Sprawa kanalizacji na Nowym Mieście, dzielnicy Bytomia Odrz., która znajduje się pod promenadą, od lat zaprząta głowę zarówno mieszkających tam ludzi jak i samego burmistrza, Jacka Sautera. Bo choć, tzw. „kwestię ściekową” miasto ma już rozwiązaną od początku lat 90., to właśnie to miejsce, cały czas, jako ostatnie, czeka na swoje „rury”... Dlaczego czeka tak długo?

- Do zadania przymierzaliśmy się już wielokrotnie, jednak zawsze musiałem z niego rezygnować z powodu ogromnych kosztów. Chodziło o około 3 mln 600 tys. zł, co dla nas jest kwotą niewyobrażalną, jeśli chodzi o podłączenie kanalizacji dla zaledwie 150 osób. Poza tym przebiega tu droga wojewódzka, co oznaczałoby także, że po „rozryciu” trasy pod nowe rury, musielibyśmy ją później, za własne pieniądze, odtworzyć - opowiada burmistrz.

- Nie mieliśmy po prostu na to pieniędzy.
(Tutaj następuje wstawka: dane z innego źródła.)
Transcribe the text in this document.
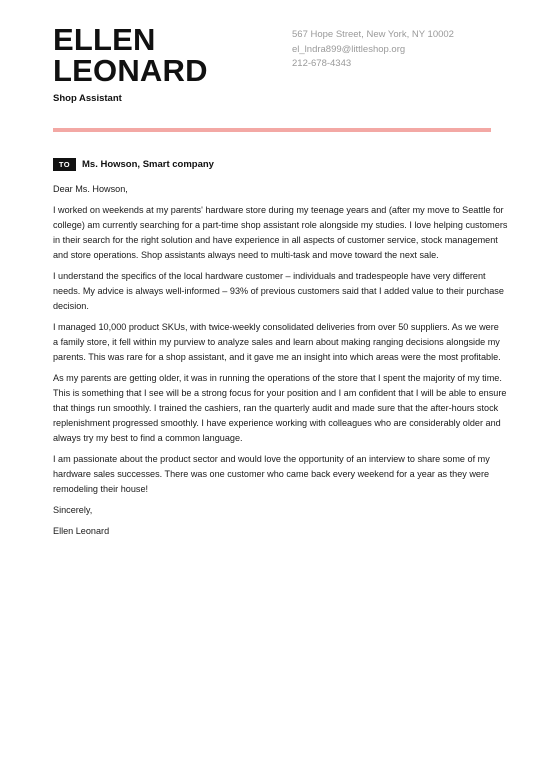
ELLEN
LEONARD
Shop Assistant
567 Hope Street, New York, NY 10002
el_lndra899@littleshop.org
212-678-4343
TO	Ms. Howson, Smart company
Dear Ms. Howson,
I worked on weekends at my parents' hardware store during my teenage years and (after my move to Seattle for
college) am currently searching for a part-time shop assistant role alongside my studies. I love helping customers
in their search for the right solution and have experience in all aspects of customer service, stock management
and store operations. Shop assistants always need to multi-task and move toward the next sale.
I understand the specifics of the local hardware customer – individuals and tradespeople have very different
needs. My advice is always well-informed – 93% of previous customers said that I added value to their purchase
decision.
I managed 10,000 product SKUs, with twice-weekly consolidated deliveries from over 50 suppliers. As we were
a family store, it fell within my purview to analyze sales and learn about making ranging decisions alongside my
parents. This was rare for a shop assistant, and it gave me an insight into which areas were the most profitable.
As my parents are getting older, it was in running the operations of the store that I spent the majority of my time.
This is something that I see will be a strong focus for your position and I am confident that I will be able to ensure
that things run smoothly. I trained the cashiers, ran the quarterly audit and made sure that the after-hours stock
replenishment progressed smoothly. I have experience working with colleagues who are considerably older and
always try my best to find a common language.
I am passionate about the product sector and would love the opportunity of an interview to share some of my
hardware sales successes. There was one customer who came back every weekend for a year as they were
remodeling their house!
Sincerely,
Ellen Leonard
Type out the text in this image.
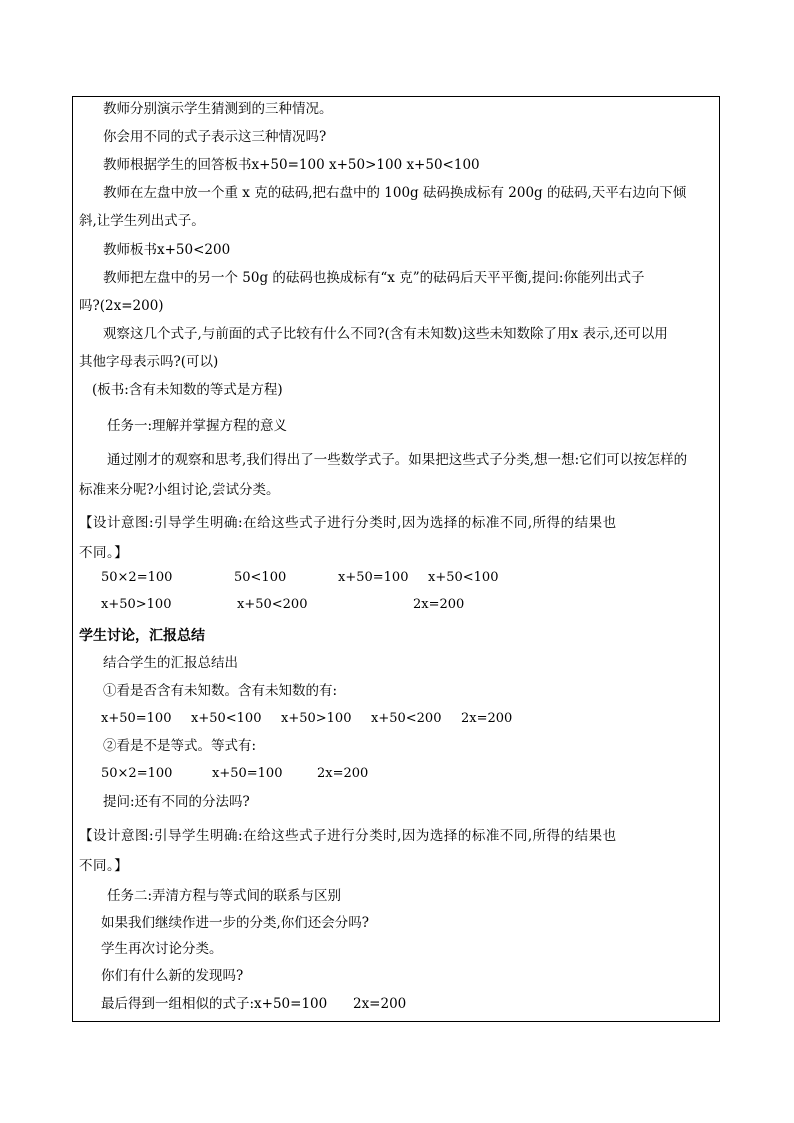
教师分别演示学生猜测到的三种情况。
你会用不同的式子表示这三种情况吗?
教师根据学生的回答板书x+50=100 x+50>100 x+50<100
教师在左盘中放一个重 x 克的砝码,把右盘中的 100g 砝码换成标有 200g 的砝码,天平右边向下倾
斜,让学生列出式子。
教师板书x+50<200
教师把左盘中的另一个 50g 的砝码也换成标有“x 克”的砝码后天平平衡,提问:你能列出式子
吗?(2x=200)
观察这几个式子,与前面的式子比较有什么不同?(含有未知数)这些未知数除了用x 表示,还可以用
其他字母表示吗?(可以)
(板书:含有未知数的等式是方程)
任务一:理解并掌握方程的意义
通过刚才的观察和思考,我们得出了一些数学式子。如果把这些式子分类,想一想:它们可以按怎样的
标准来分呢?小组讨论,尝试分类。
【设计意图:引导学生明确:在给这些式子进行分类时,因为选择的标准不同,所得的结果也
不同。】
50×2=100	50<100	x+50=100 x+50<100
x+50>100	x+50<200	2x=200
学生讨论，汇报总结
结合学生的汇报总结出
①看是否含有未知数。含有未知数的有:
x+50=100 x+50<100 x+50>100 x+50<200 2x=200
②看是不是等式。等式有:
50×2=100	x+50=100	2x=200
提问:还有不同的分法吗?
【设计意图:引导学生明确:在给这些式子进行分类时,因为选择的标准不同,所得的结果也
不同。】
任务二:弄清方程与等式间的联系与区别
如果我们继续作进一步的分类,你们还会分吗?
学生再次讨论分类。
你们有什么新的发现吗?
最后得到一组相似的式子:x+50=100      2x=200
Choć jednocześnie zalewała mnie krew, gdy myślałem o pieniądzach, jakie gmina będzie musiała płacić Unii Europejskiej od 2015 roku, jeśli wspomnianej kanalizacji nie będzie... Taki paradoks, bo pomimo, że od 20 lat mamy rozwiązany problem, ponieważ ponad 90 proc. miasta jest skanalizowana, to przez wspomniane 150 osób, Unia „dowalałaby” nam i tak wysokie kary... - dodaje J. Sauter.
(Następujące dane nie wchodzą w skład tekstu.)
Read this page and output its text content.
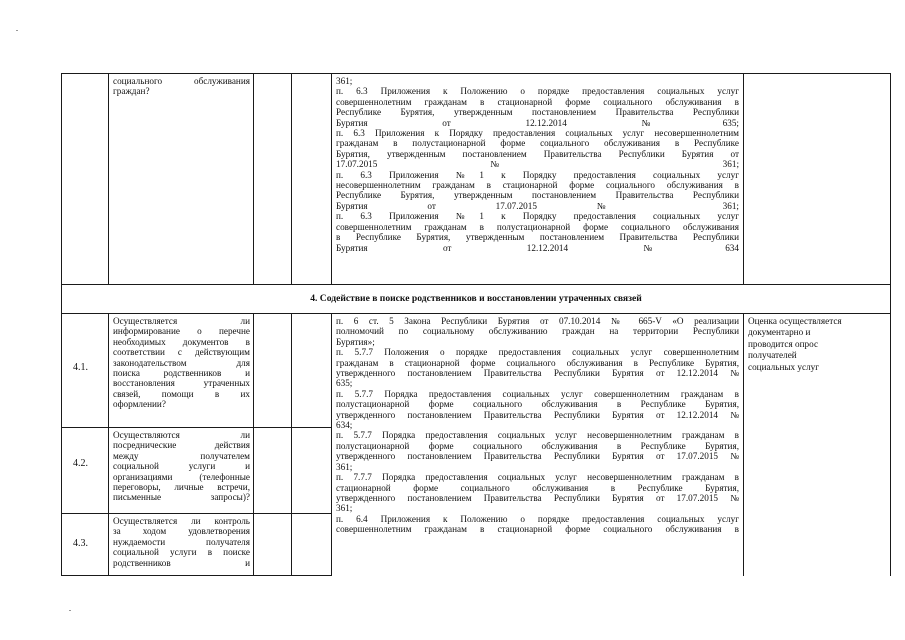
социального обслуживания
граждан?
361;
п. 6.3 Приложения к Положению о порядке предоставления социальных услуг
совершеннолетним гражданам в стационарной форме социального обслуживания в
Республике Бурятия, утвержденным постановлением Правительства Республики
Бурятия от 12.12.2014 №635;
п. 6.3 Приложения к Порядку предоставления социальных услуг несовершеннолетним
гражданам в полустационарной форме социального обслуживания в Республике
Бурятия, утвержденным постановлением Правительства Республики Бурятия от
17.07.2015 № 361;
п. 6.3 Приложения №1 к Порядку предоставления социальных услуг
несовершеннолетним гражданам в стационарной форме социального обслуживания в
Республике Бурятия, утвержденным постановлением Правительства Республики
Бурятия от 17.07.2015 № 361;
п. 6.3 Приложения №1 к Порядку предоставления социальных услуг
совершеннолетним гражданам в полустационарной форме социального обслуживания
в Республике Бурятия, утвержденным постановлением Правительства Республики
Бурятия от 12.12.2014 №634
4. Содействие в поиске родственников и восстановлении утраченных связей
4.1.
4.2.
4.3.
Осуществляется ли
информирование о перечне
необходимых документов в
соответствии с действующим
законодательством для
поиска родственников и
восстановления утраченных
связей, помощи в их
оформлении?
Осуществляются ли
посреднические действия
между получателем
социальной услуги и
организациями (телефонные
переговоры, личные встречи,
письменные запросы)?
Осуществляется ли контроль
за ходом удовлетворения
нуждаемости получателя
социальной услуги в поиске
родственников и
п. 6 ст. 5 Закона Республики Бурятия от 07.10.2014 № 665-V «О реализации
полномочий по социальному обслуживанию граждан на территории Республики
Бурятия»;
п. 5.7.7 Положения о порядке предоставления социальных услуг совершеннолетним
гражданам в стационарной форме социального обслуживания в Республике Бурятия,
утвержденного постановлением Правительства Республики Бурятия от 12.12.2014 №
635;
п. 5.7.7 Порядка предоставления социальных услуг совершеннолетним гражданам в
полустационарной форме социального обслуживания в Республике Бурятия,
утвержденного постановлением Правительства Республики Бурятия от 12.12.2014 №
634;
п. 5.7.7 Порядка предоставления социальных услуг несовершеннолетним гражданам в
полустационарной форме социального обслуживания в Республике Бурятия,
утвержденного постановлением Правительства Республики Бурятия от 17.07.2015 №
361;
п. 7.7.7 Порядка предоставления социальных услуг несовершеннолетним гражданам в
стационарной форме социального обслуживания в Республике Бурятия,
утвержденного постановлением Правительства Республики Бурятия от 17.07.2015 №
361;
п. 6.4 Приложения к Положению о порядке предоставления социальных услуг
совершеннолетним гражданам в стационарной форме социального обслуживания в
Оценка осуществляется
документарно и
проводится опрос
получателей
социальных услуг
Dlatego, jak mówi, z wielkim „bólem i płaczem” zajęto się w końcu tą sprawą, która mimo wszystko pochłonie spore środki z budżetu. „Rzutem na taśmę” udało się złożyć wniosek o dofinansowanie unijne z Programu Rozwoju Obszarów Wiejskich. W przetargu, który został niedawno rozstrzygnięty startowało w sumie pięć firm. - Inwestycję wykona ostatecznie firma „ZPB Kaczmarek”. Jej koszt wyniesie milion i 600 tys. zł - mówi włodarz Bytomia Odrz.

Jak się dowiedzieliśmy, prace powinny zacząć się około 11 marca. Wszystko ma być gotowe z kolei do końca czerwca tego roku. - Mam nadzieję, że opóźnień nie będzie. U nas w mieście mamy jednak wysokie kary za niedotrzymanie terminów - to 1 proc. za każdy dzień zwłoki - tłumaczy J. Sauter.

Prace będą oczywiście wiązały się z pewnymi niedogodnościami jednak, jak zapewnia burmistrz, już rozmawiał z właścicielem ZPB „Kaczmarek”, aby przez wspomniane roboty, jedna z firm znajdujących się w tej okolicy nie poniosła żadnych strat. - Umówiłem się już z szefem wykonawcy, aby zawarł porozumienie i tak starał się rozwiązać problem, żeby żadnych utrudnień w tym miejscu nie było - zapewnia J. Sauter.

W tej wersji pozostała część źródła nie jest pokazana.